Series of uniformly continuous functions converging pointwise to the limit

Suppose that the sequence $f_j(x)$ on the interval $[0, 1]$ satisfies $|f_j(s) - f_j(t)| \leq |s - t|$ for all $s, t \in [0, 1]$. Further assume that the $f_j$ converge pointwise to a limit function $f$ on the interval $[0, 1]$. Does the series converge uniformly?

This is an exercise from my textbook discussing Weierstrass M-Test.

Attempt: Since $f_j$ satisfies the Lipschitz condition, we know it is uniformly continuous, hence continuous. The continuous mapping of a compact set, $[0, 1]$, is still compact, so the supremum of each $f_j$ is well defined $\forall j$. But I can't really prove that $\displaystyle\sum_{j=1}^{\infty}{M_j} < \infty$, so I don't see how the M-test can be applied.

But if the series really is uniformly convergent, this would imply that $\forall \epsilon > 0$, $\exists N$ such that $\forall p > q > N$ we have $\displaystyle\sum_{k = q+1}^{q}{f_j(x)} < \epsilon$ $\forall x$ which is wierd since this means that $\displaystyle\lim_{j \rightarrow \infty}{f_j(x)} = 0$ for all x, which is a very strong condition that can't be deducted from the fact that $f_j$ being pointwisely convergent to a limit function $f$.

How do I solve this problem? Also, instead of proving the series converges uniformly, can we prove that the sequence converges uniformly?

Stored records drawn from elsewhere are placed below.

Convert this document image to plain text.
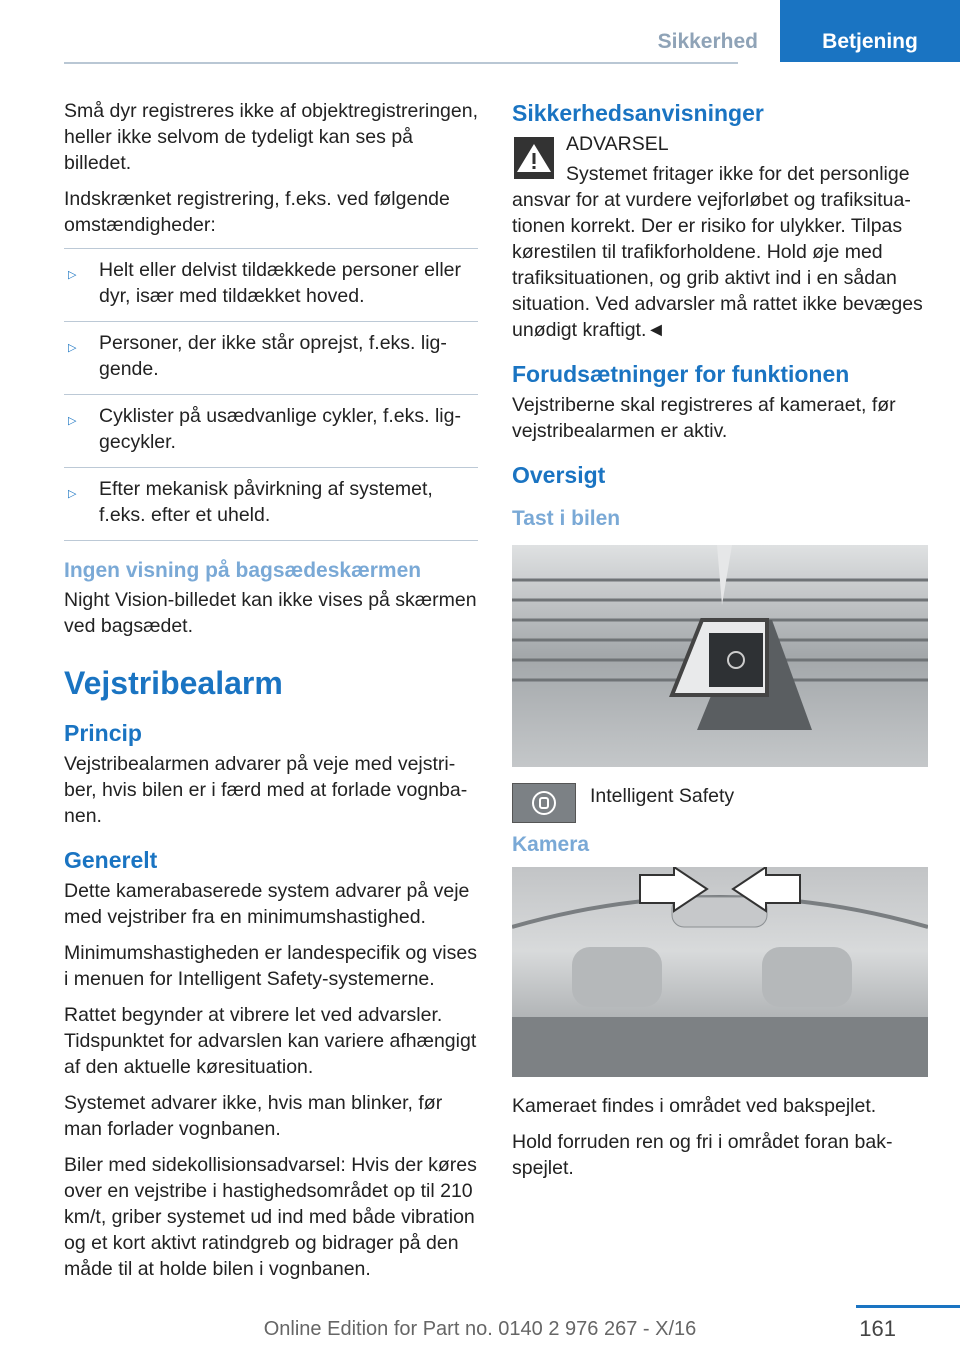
Sikkerhed	Betjening

Små dyr registreres ikke af objektregistreringen, heller ikke selvom de tydeligt kan ses på billedet.

Indskrænket registrering, f.eks. ved følgende omstændigheder:

▷ Helt eller delvist tildækkede personer eller dyr, især med tildækket hoved.
▷ Personer, der ikke står oprejst, f.eks. liggende.
▷ Cyklister på usædvanlige cykler, f.eks. liggecykler.
▷ Efter mekanisk påvirkning af systemet, f.eks. efter et uheld.
Ingen visning på bagsædeskærmen

Night Vision-billedet kan ikke vises på skærmen ved bagsædet.

Vejstribealarm
Princip

Vejstribealarmen advarer på veje med vejstriber, hvis bilen er i færd med at forlade vognbanen.

Generelt

Dette kamerabaserede system advarer på veje med vejstriber fra en minimumshastighed.

Minimumshastigheden er landespecifik og vises i menuen for Intelligent Safety-systemerne.

Rattet begynder at vibrere let ved advarsler. Tidspunktet for advarslen kan variere afhængigt af den aktuelle køresituation.

Systemet advarer ikke, hvis man blinker, før man forlader vognbanen.

Biler med sidekollisionsadvarsel: Hvis der køres over en vejstribe i hastighedsområdet op til 210 km/t, griber systemet ud ind med både vibration og et kort aktivt ratindgreb og bidrager på den måde til at holde bilen i vognbanen.

Sikkerhedsanvisninger

ADVARSEL

Systemet fritager ikke for det personlige ansvar for at vurdere vejforløbet og trafiksituationen korrekt. Der er risiko for ulykker. Tilpas kørestilen til trafikforholdene. Hold øje med trafiksituationen, og grib aktivt ind i en sådan situation. Ved advarsler må rattet ikke bevæges unødigt kraftigt.◄

Forudsætninger for funktionen

Vejstriberne skal registreres af kameraet, før vejstribealarmen er aktiv.

Oversigt
Tast i bilen

Intelligent Safety

Kamera

Kameraet findes i området ved bakspejlet.

Hold forruden ren og fri i området foran bakspejlet.

161
Online Edition for Part no. 0140 2 976 267 - X/16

Any idea would be appreciated.

• I suspect the question intended to ask "does the sequence converge uniformly." Otherwise you could define $f_j(t)=1$ for all $j,t$ and the Lipschitz condition holds but the sum of these does not converge. Dec 10, 2015 at 4:00
• Yes, it is possible to prove the sequence converges uniformly. Dec 10, 2015 at 4:17

Choose $\epsilon>0$.
Note that by taking limits that we have $|f(x)-f(y)| \le |x-y|$ for $x,y \in [0,1]$.
Let $G_n = \{ { k \over n } \}_{k=0}^n$. Choose $N$ such that ${1 \over N} < {1 \over 3} \epsilon$. Since $G_N$ is finite, we can find some $N' \ge N$ such that if $n \ge N'$, then $|f(y)-f_n(y)| <{1 \over 3} \epsilon$ for all $y \in G_N$.
For each $x \in [0,1]$, there is some $y \in G_N$ such that $|x-y| \le {1 \over N}$.